Class responsible to populate the NOMAD `archive` from the files given by a
SUPERCODE simulation.
"""
def parse(self, filepath, archive, logger):
output_parser = TextParser(
quantities=[
Quantity('program_version', r'version *([\d\.]+) *', repeats=False)
]
)
output_parser.mainfile = filepath
simulation = Simulation()
simulation.program = Program(
name='SUPERCODE',
version=output_parser.get('program_version'),
)
# append `Simulation` as an `archive.data` section
archive.data.append(simulation)
Homogenization and the role of Workflows¶
Workflows are a device for annotating the structure of a set of entries in a standardized way. A community can define a workflow schema, i.e. its standout sections, without any knowledge of the underlying entries. As such, workflows define a homogenized data format with rich semantics that act as the starting point wherefrom to explore the dataset. The actual workflow entry instance, meanwhile, handles the coordination between tasks and the underlying data.
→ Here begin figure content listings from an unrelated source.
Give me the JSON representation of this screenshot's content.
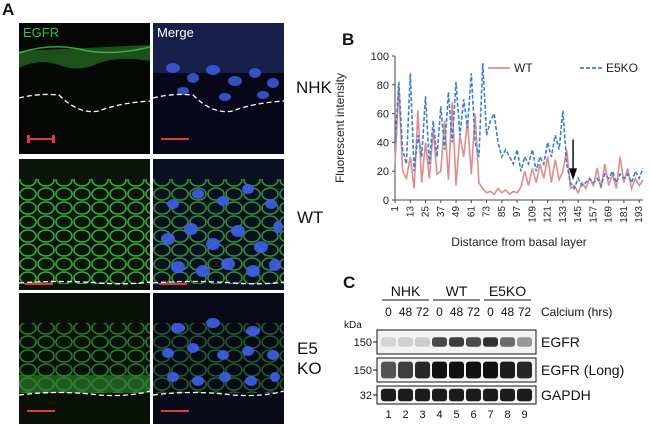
{
  "panel_a": {
    "letter": "A",
    "channel_labels": {
      "egfr": "EGFR",
      "merge": "Merge"
    },
    "row_labels": {
      "nhk": "NHK",
      "wt": "WT",
      "e5ko_line1": "E5",
      "e5ko_line2": "KO"
    },
    "colors": {
      "egfr_label": "#3fbf3f",
      "merge_label": "#ffffff",
      "membrane_green": "#3ec83e",
      "nuclei_blue": "#3e5ce0",
      "scale_bar": "#e23b3b"
    }
  },
  "panel_b": {
    "letter": "B"
  },
  "chart_data": {
    "type": "line",
    "ylabel": "Fluorescent intensity",
    "xlabel": "Distance from basal layer",
    "ylim": [
      0,
      100
    ],
    "yticks": [
      0,
      20,
      40,
      60,
      80,
      100
    ],
    "x_tick_labels": [
      "1",
      "13",
      "25",
      "37",
      "49",
      "61",
      "73",
      "85",
      "97",
      "109",
      "121",
      "133",
      "145",
      "157",
      "169",
      "181",
      "193"
    ],
    "x_range": [
      1,
      196
    ],
    "legend_position": "top",
    "arrow_annotation_x": 141,
    "x": [
      1,
      4,
      7,
      10,
      13,
      16,
      19,
      22,
      25,
      28,
      31,
      34,
      37,
      40,
      43,
      46,
      49,
      52,
      55,
      58,
      61,
      64,
      67,
      70,
      73,
      76,
      79,
      82,
      85,
      88,
      91,
      94,
      97,
      100,
      103,
      106,
      109,
      112,
      115,
      118,
      121,
      124,
      127,
      130,
      133,
      136,
      139,
      142,
      145,
      148,
      151,
      154,
      157,
      160,
      163,
      166,
      169,
      172,
      175,
      178,
      181,
      184,
      187,
      190,
      193,
      196
    ],
    "series": [
      {
        "name": "WT",
        "color": "#e08c8c",
        "dash": "solid",
        "values": [
          25,
          78,
          20,
          15,
          30,
          8,
          62,
          12,
          40,
          15,
          48,
          18,
          20,
          55,
          14,
          68,
          10,
          45,
          30,
          55,
          18,
          60,
          12,
          8,
          5,
          6,
          4,
          8,
          5,
          7,
          4,
          6,
          5,
          9,
          20,
          10,
          22,
          12,
          25,
          15,
          30,
          12,
          28,
          14,
          20,
          35,
          8,
          10,
          5,
          12,
          8,
          15,
          10,
          22,
          8,
          25,
          10,
          18,
          8,
          30,
          12,
          22,
          8,
          15,
          10,
          14
        ]
      },
      {
        "name": "E5KO",
        "color": "#3a7fd5",
        "dash": "dashed",
        "values": [
          40,
          82,
          35,
          25,
          88,
          20,
          45,
          30,
          72,
          25,
          55,
          30,
          65,
          35,
          75,
          40,
          82,
          45,
          70,
          50,
          88,
          40,
          30,
          95,
          45,
          55,
          60,
          40,
          30,
          35,
          30,
          25,
          35,
          20,
          30,
          25,
          35,
          20,
          30,
          25,
          40,
          30,
          45,
          35,
          62,
          25,
          12,
          8,
          15,
          10,
          12,
          15,
          12,
          15,
          10,
          18,
          15,
          20,
          12,
          18,
          15,
          18,
          12,
          20,
          15,
          22
        ]
      }
    ]
  },
  "panel_c": {
    "letter": "C",
    "groups": [
      "NHK",
      "WT",
      "E5KO"
    ],
    "timepoints": [
      "0",
      "48",
      "72"
    ],
    "timepoint_header": "Calcium (hrs)",
    "kda_label": "kDa",
    "mw_markers": [
      "150",
      "150",
      "32"
    ],
    "band_labels": [
      "EGFR",
      "EGFR (Long)",
      "GAPDH"
    ],
    "lane_numbers": [
      "1",
      "2",
      "3",
      "4",
      "5",
      "6",
      "7",
      "8",
      "9"
    ],
    "band_intensity": {
      "EGFR": [
        0.08,
        0.1,
        0.12,
        0.7,
        0.75,
        0.7,
        0.8,
        0.55,
        0.35
      ],
      "EGFR_long": [
        0.65,
        0.75,
        0.85,
        0.95,
        0.95,
        0.95,
        0.95,
        0.9,
        0.85
      ],
      "GAPDH": [
        0.9,
        0.9,
        0.9,
        0.9,
        0.9,
        0.9,
        0.9,
        0.9,
        0.9
      ]
    }
  }
}
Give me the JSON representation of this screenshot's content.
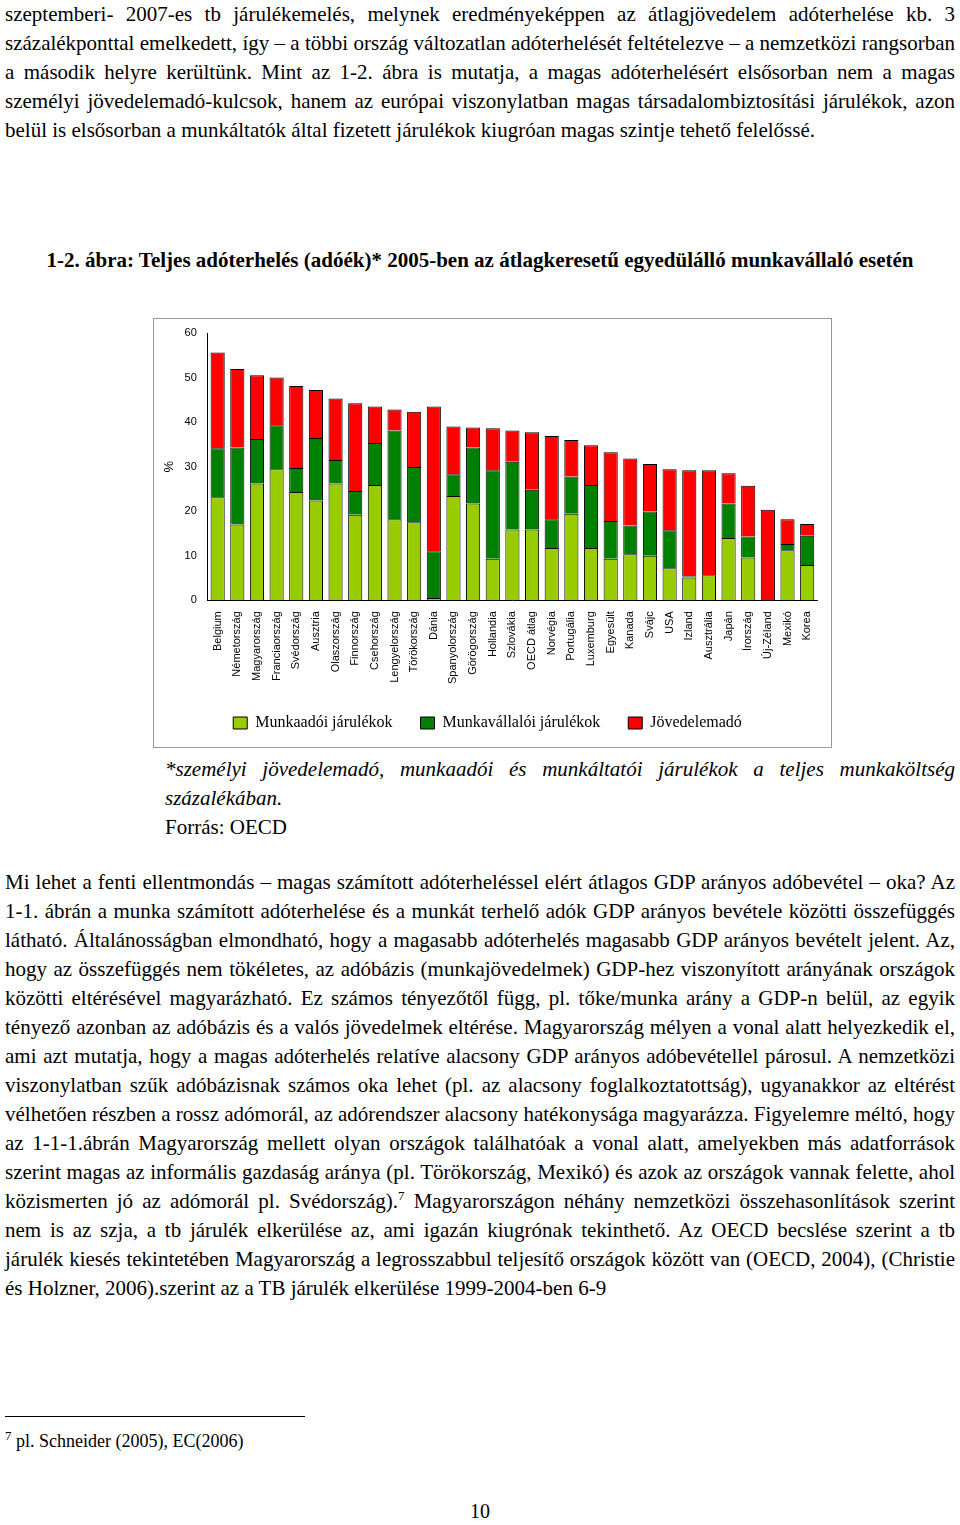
{
  "document": {
    "paragraph_top": "szeptemberi- 2007-es tb járulékemelés, melynek eredményeképpen az átlagjövedelem adóterhelése kb. 3 százalékponttal emelkedett, így – a többi ország változatlan adóterhelését feltételezve – a nemzetközi rangsorban a második helyre kerültünk. Mint az 1-2. ábra is mutatja, a magas adóterhelésért elsősorban nem a magas személyi jövedelemadó-kulcsok, hanem az európai viszonylatban magas társadalombiztosítási járulékok, azon belül is elsősorban a munkáltatók által fizetett járulékok kiugróan magas szintje tehető felelőssé.",
    "figure_caption": "1-2. ábra: Teljes adóterhelés (adóék)* 2005-ben az átlagkeresetű egyedülálló munkavállaló esetén",
    "figure_note": "*személyi jövedelemadó, munkaadói és munkáltatói járulékok a teljes munkaköltség százalékában.",
    "figure_source": "Forrás: OECD",
    "paragraph_bottom": {
      "before": "Mi lehet a fenti ellentmondás – magas számított adóterheléssel elért átlagos GDP arányos adóbevétel – oka? Az 1-1. ábrán a munka számított adóterhelése és a munkát terhelő adók GDP arányos bevétele közötti összefüggés látható. Általánosságban elmondható, hogy a magasabb adóterhelés magasabb GDP arányos bevételt jelent. Az, hogy az összefüggés nem tökéletes, az adóbázis (munkajövedelmek) GDP-hez viszonyított arányának országok közötti eltérésével magyarázható. Ez számos tényezőtől függ, pl. tőke/munka arány a GDP-n belül, az egyik tényező azonban az adóbázis és a valós jövedelmek eltérése. Magyarország mélyen a vonal alatt helyezkedik el, ami azt mutatja, hogy a magas adóterhelés relatíve alacsony GDP arányos adóbevétellel párosul. A nemzetközi viszonylatban szűk adóbázisnak számos oka lehet (pl. az alacsony foglalkoztatottság), ugyanakkor az eltérést vélhetően részben a rossz adómorál, az adórendszer alacsony hatékonysága magyarázza. Figyelemre méltó, hogy az 1-1-1.ábrán Magyarország mellett olyan országok találhatóak a vonal alatt, amelyekben más adatforrások szerint magas az informális gazdaság aránya (pl. Törökország, Mexikó) és azok az országok vannak felette, ahol közismerten jó az adómorál pl. Svédország).",
      "footnote_mark": "7",
      "after": " Magyarországon néhány nemzetközi összehasonlítások szerint nem is az szja, a tb járulék elkerülése az, ami igazán kiugrónak tekinthető.  Az OECD becslése szerint a tb járulék kiesés tekintetében Magyarország a legrosszabbul teljesítő országok között van (OECD, 2004), (Christie és Holzner, 2006).szerint az a TB járulék elkerülése 1999-2004-ben 6-9"
    },
    "footnote": {
      "mark": "7",
      "text": " pl. Schneider (2005), EC(2006)"
    },
    "page_number": "10"
  },
  "chart_data": {
    "type": "bar",
    "stacked": true,
    "grid": false,
    "legend": "bottom",
    "y_label": "%",
    "ylim": [
      0,
      60
    ],
    "yticks": [
      0,
      10,
      20,
      30,
      40,
      50,
      60
    ],
    "categories": [
      "Belgium",
      "Németország",
      "Magyarország",
      "Franciaország",
      "Svédország",
      "Ausztria",
      "Olaszország",
      "Finnország",
      "Csehország",
      "Lengyelország",
      "Törökország",
      "Dánia",
      "Spanyolország",
      "Görögország",
      "Hollandia",
      "Szlovákia",
      "OECD átlag",
      "Norvégia",
      "Portugália",
      "Luxemburg",
      "Egyesült",
      "Kanada",
      "Svájc",
      "USA",
      "Izland",
      "Ausztrália",
      "Japán",
      "Írország",
      "Új-Zéland",
      "Mexikó",
      "Korea"
    ],
    "series": [
      {
        "name": "Munkaadói járulékok",
        "color": "#99cc00",
        "values": [
          23.1,
          17.0,
          26.2,
          29.4,
          24.3,
          22.4,
          26.2,
          19.2,
          25.9,
          18.2,
          17.5,
          0.5,
          23.4,
          21.7,
          9.3,
          15.9,
          15.9,
          11.7,
          19.4,
          11.7,
          9.3,
          10.3,
          10.0,
          7.2,
          5.1,
          5.6,
          14.0,
          9.6,
          0,
          11.2,
          7.9
        ]
      },
      {
        "name": "Munkavállalói járulékok",
        "color": "#008000",
        "values": [
          11.0,
          17.3,
          10.0,
          9.9,
          5.4,
          14.0,
          5.3,
          5.3,
          9.4,
          19.9,
          12.4,
          10.5,
          4.9,
          12.6,
          19.9,
          15.2,
          8.9,
          6.5,
          8.4,
          14.2,
          8.5,
          6.5,
          9.9,
          8.5,
          0.3,
          0,
          7.7,
          4.7,
          0,
          1.4,
          6.6
        ]
      },
      {
        "name": "Jövedelemadó",
        "color": "#ff0000",
        "values": [
          21.5,
          17.6,
          14.3,
          10.7,
          18.4,
          10.8,
          13.8,
          19.7,
          8.2,
          4.7,
          12.4,
          32.5,
          10.7,
          4.5,
          9.4,
          7.0,
          12.9,
          18.7,
          8.2,
          8.9,
          15.4,
          15.0,
          10.7,
          13.7,
          23.8,
          23.6,
          6.8,
          11.4,
          20.3,
          5.6,
          2.6
        ]
      }
    ]
  }
}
This mapping may be a mixture of (workflow) entries and sections.
Below are a few examples of actual mappings.
Important to note is that these examples already presuppose a certain structure on the side of the referenced archive.data sections.
In reality, workflow should be capable of hosting multiple underlying structures.
Serial Updates to ModelSystem¶
Geometry optimizations or molecular dynamics simulations, for example, typically store their data in a single entry.
Tasks trace the updates to the system, i.e. calculation or time steps, respectively.
The actual modifications of these steps are stored in the model_system and outputs.
entry_x#workflow2.task[0].input -> entry_y1#data.model_system[0]
entry_x#workflow2.task[0].output -> entry_y2#data.outputs[0]
...
entry_x#workflow2.task[n].input -> entry_y1#data.model_system[n]
entry_x#workflow2.task[n].output -> entry_y2#data.outputs[n]
Note that entry_x, entry_y1, entry_y2 will typically refer to the same entry, though this isn't a hard requirement.
Including SCF steps¶
Under construction
This section will be updated once its schema-side is settled on.
Single-Point SCF Workflow¶
In the case of a single-point calculation, the emphasis clearly lies on the relaxation of the electronic structure.
Now, each outputs section can wholesale be dedicated to following the SCF cycle.
Multi-step Electronic Workflows¶
There are two main design choices here:
- the methodology and computed outputs are split along major subroutines.
- they are kept in a single entry. This is especially useful for legacy cases, where some subroutines were originally not distinguished.
In option 2, for any workflows at are not simply serial, there is no canonical way of ordering outputs.
This burden remains with workflow2.tasks.